Rodrigo Guedes de Carvalho é, como se costuma dizer na gíria popular, um tipo sem papas na língua. Mesmo aqueles que não leram qualquer dos seus romances ou não tiveram ainda oportunidade de assistir a uma conversa literária onde este esteve presente, terão certamente dado conta, no pequeno ecrã, da sua veia contestatária, do espírito mordaz e do olhar pungente sobre a condição humana. Uma filosofia de vida que, de cabeça, tem saltado para dentro dos seus romances, habitados por personagens apaixonantes e que cortam quase sempre a direito, desafiando igualmente o leitor a pensar na sua própria visão do mundo.
“Jogos de Raiva” (D. Quixote, 2018) não foge ao universo crítico de Rodrigo Guedes de Carvalho que, tendo como pano de fundo o (des)encanto das redes sociais, traça um retrato a preto e branco da sociedade na sua era mais marcadamente moderna e tecnológica, onde o ódio conduz a um estado de guerra permanente que, a cada dia, se renova mudando de alvo, de causa, de mote para a indignação ou de tema de conversa.

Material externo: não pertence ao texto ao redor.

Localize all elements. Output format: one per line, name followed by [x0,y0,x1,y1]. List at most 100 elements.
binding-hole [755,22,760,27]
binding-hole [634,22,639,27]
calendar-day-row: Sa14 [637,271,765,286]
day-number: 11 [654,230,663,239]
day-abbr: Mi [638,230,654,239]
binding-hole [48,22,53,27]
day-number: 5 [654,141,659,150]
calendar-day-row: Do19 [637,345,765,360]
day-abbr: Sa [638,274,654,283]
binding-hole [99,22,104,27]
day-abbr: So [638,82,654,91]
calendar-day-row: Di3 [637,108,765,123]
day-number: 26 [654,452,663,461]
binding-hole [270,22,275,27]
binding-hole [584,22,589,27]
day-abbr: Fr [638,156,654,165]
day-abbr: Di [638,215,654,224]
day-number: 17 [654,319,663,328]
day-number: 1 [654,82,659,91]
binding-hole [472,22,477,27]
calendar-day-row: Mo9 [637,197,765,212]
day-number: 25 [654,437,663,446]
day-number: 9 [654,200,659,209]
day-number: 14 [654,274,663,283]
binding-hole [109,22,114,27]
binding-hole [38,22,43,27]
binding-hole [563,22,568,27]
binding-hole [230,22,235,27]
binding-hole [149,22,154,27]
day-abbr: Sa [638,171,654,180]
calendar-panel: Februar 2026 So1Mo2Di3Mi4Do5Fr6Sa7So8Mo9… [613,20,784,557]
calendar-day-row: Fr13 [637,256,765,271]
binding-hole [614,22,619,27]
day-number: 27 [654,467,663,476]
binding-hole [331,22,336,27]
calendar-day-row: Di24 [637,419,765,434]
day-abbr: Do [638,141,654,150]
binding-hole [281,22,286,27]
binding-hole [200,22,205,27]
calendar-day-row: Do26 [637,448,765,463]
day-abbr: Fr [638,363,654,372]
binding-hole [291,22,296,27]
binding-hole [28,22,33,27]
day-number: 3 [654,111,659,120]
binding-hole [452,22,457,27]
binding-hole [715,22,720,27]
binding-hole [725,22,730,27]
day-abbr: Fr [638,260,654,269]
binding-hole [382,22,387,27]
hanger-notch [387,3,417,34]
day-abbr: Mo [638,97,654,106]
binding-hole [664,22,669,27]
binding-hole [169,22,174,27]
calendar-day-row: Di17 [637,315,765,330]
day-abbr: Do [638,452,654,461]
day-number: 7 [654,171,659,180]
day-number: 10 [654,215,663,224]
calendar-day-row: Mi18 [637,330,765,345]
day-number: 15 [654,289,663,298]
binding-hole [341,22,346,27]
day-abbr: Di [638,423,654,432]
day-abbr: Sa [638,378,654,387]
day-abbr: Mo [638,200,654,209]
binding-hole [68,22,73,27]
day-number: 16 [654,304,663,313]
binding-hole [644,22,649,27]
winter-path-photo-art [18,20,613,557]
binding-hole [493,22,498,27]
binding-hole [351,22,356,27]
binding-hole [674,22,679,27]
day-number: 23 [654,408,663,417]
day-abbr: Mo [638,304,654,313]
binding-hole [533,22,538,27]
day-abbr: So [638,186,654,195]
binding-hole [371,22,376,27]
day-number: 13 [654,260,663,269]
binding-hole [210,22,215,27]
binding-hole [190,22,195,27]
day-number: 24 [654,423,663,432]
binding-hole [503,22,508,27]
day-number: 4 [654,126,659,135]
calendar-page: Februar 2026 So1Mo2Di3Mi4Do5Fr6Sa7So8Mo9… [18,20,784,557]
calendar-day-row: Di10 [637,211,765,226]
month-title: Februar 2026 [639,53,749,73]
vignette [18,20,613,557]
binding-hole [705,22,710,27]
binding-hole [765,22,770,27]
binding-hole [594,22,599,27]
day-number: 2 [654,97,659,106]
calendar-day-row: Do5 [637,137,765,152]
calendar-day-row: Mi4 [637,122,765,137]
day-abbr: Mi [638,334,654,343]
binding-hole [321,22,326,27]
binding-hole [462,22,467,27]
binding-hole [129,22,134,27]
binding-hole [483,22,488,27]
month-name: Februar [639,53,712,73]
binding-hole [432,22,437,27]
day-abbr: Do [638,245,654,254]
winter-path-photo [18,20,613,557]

A partir de um suicídio duplo, imortalizado numa troca de cartas curtas, “Jogos de Raiva” olha para este mundo global a partir da árvore genealógica de uma família, e de como os segredos tendem a miná-la numa erosão lenta mas inevitável, fazendo do amor um sentimento confuso e misterioso: “Será sempre um mistério. Mesmo que alguém descubra a origem das galáxias, ou se há ou não deuses verdadeiros, é um mistério a violência de que são capazes as pessoas que se amam“.
Uma das personagens centrais é Francisco Sereno, um sexagenário que, após a neta Catarina nele ter plantado a semente, decide entrar no mundo das redes sociais, algo que rapidamente o irá levar do deslumbre à incredulidade.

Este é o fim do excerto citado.